– Así es como te deseo. Pienses lo que pienses, no se te ocurra decirme que no te deseo.

Hayley se quedó helada, sintiendo cómo la turgente virilidad de Stephen palpitaba en su palma. Las emociones la bombardeaban por todos los flancos, como un barco vapuleado por la furia de un huracán. Él la deseaba. No del mismo modo en que ella lo deseaba a él, pero la prueba de su deseo era real e inconfundible, literalmente palpable. Y demasiado irresistible.

La cabeza de Hayley se rebeló contra el deseo de su cuerpo, gritándole que era demasiado arriesgado, que tenía demasiado que perder. Su reputación, el respeto de su familia. ¿Y si se quedaba embarazada?

Pero no podía acallar a su corazón. Ya tenía veintiséis años. Y durante toda su vida había sido muchas cosas: hermana, amiga, enfermera, cuidadora.

Pero nunca había sido, sencillamente, mujer.

Hayley miró aquellos hermosos ojos, atormentados por la pasión contenida, aquella mirada tan intensa que transmitía una necesidad que ella jamás había soñado con provocar en un hombre. No podía seguir esquivándolo, huyendo de aquella ardiente promesa sensual que manaba de todos y cada uno de sus poros, del mismo modo que no podía arrancar la luna del cielo.

Quería experimentar la pasión, y no quería hacerlo en las manos de ningún otro hombre más que él.

Stephen estudió el rostro ruborizado de Hayley y casi se cae de rodillas al comprender lo que le estaban diciendo sus ojos. Bastó con una sola mirada para sellar su destino.

Un impulso irrefrenable se apoderó de él y entregó su conciencia al mismísimo diablo. La atrajo fuertemente hacia sí y tomó su boca, abriendo con la lengua la entrada a aquella cálida gruta. Temió que su intensidad la asustara, pero ella le devolvió el beso con la misma pasión, enredando los dedos en su pelo y poniéndose de puntillas para apretarse más contra él. Cada parte de ella se adaptaba perfectamente al cuerpo de él, todos sus picos y valles encajados en su cuerpo como si los dioses los hubieran tallado expresamente el uno para el otro. Él la rodeó fuertemente con ambos brazos, pero parecía no tenerla lo bastante cerca. Deseaba absorberla literalmente, metérsela en la piel. En el alma.

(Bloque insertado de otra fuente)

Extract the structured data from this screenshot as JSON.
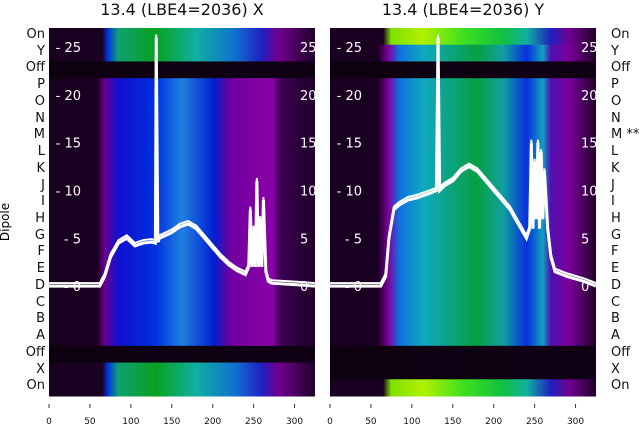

Los labios de Stephen dejaron un ardiente rastro en el fino cuello de Hayley, mientras él se dejaba embargar por su embriagador perfume a rosas y sus gemidos entrecortados. Cuando los labios de Stephen llegaron al escote del camisón, él levantó la cabeza.

Mirándola a los ojos, Stephen le desabrochó lentamente los botones del camisón hasta la cintura, con dedos temblorosos pero decididos.

Cuando hubo acabado, separó el tejido hacia ambos lados, lo deslizó sobre los hombros de Hayley y luego se lo bajó por los brazos. Soltó el camisón y éste cayó sobre los tobillos de Hayley hecho un remolino.

Bajó la mirada y se quedó sin respiración. Ella era increíble. Absolutamente perfecta.

Sus enhiestos senos apuntaban a Stephen con orgullo, sus crestas de color coral endureciéndose bajo su ardiente mirada masculina. Su estrecha cintura daba paso a unas voluptuosas caderas que desembocaban en dos largas y esbeltas piernas. La visión del triángulo de rizos castaños en el vértice de los muslos amenazó con eliminar el poco control que Stephen creía que poseía todavía. Cogiéndole las manos, entrelazó sus dedos con los de ella.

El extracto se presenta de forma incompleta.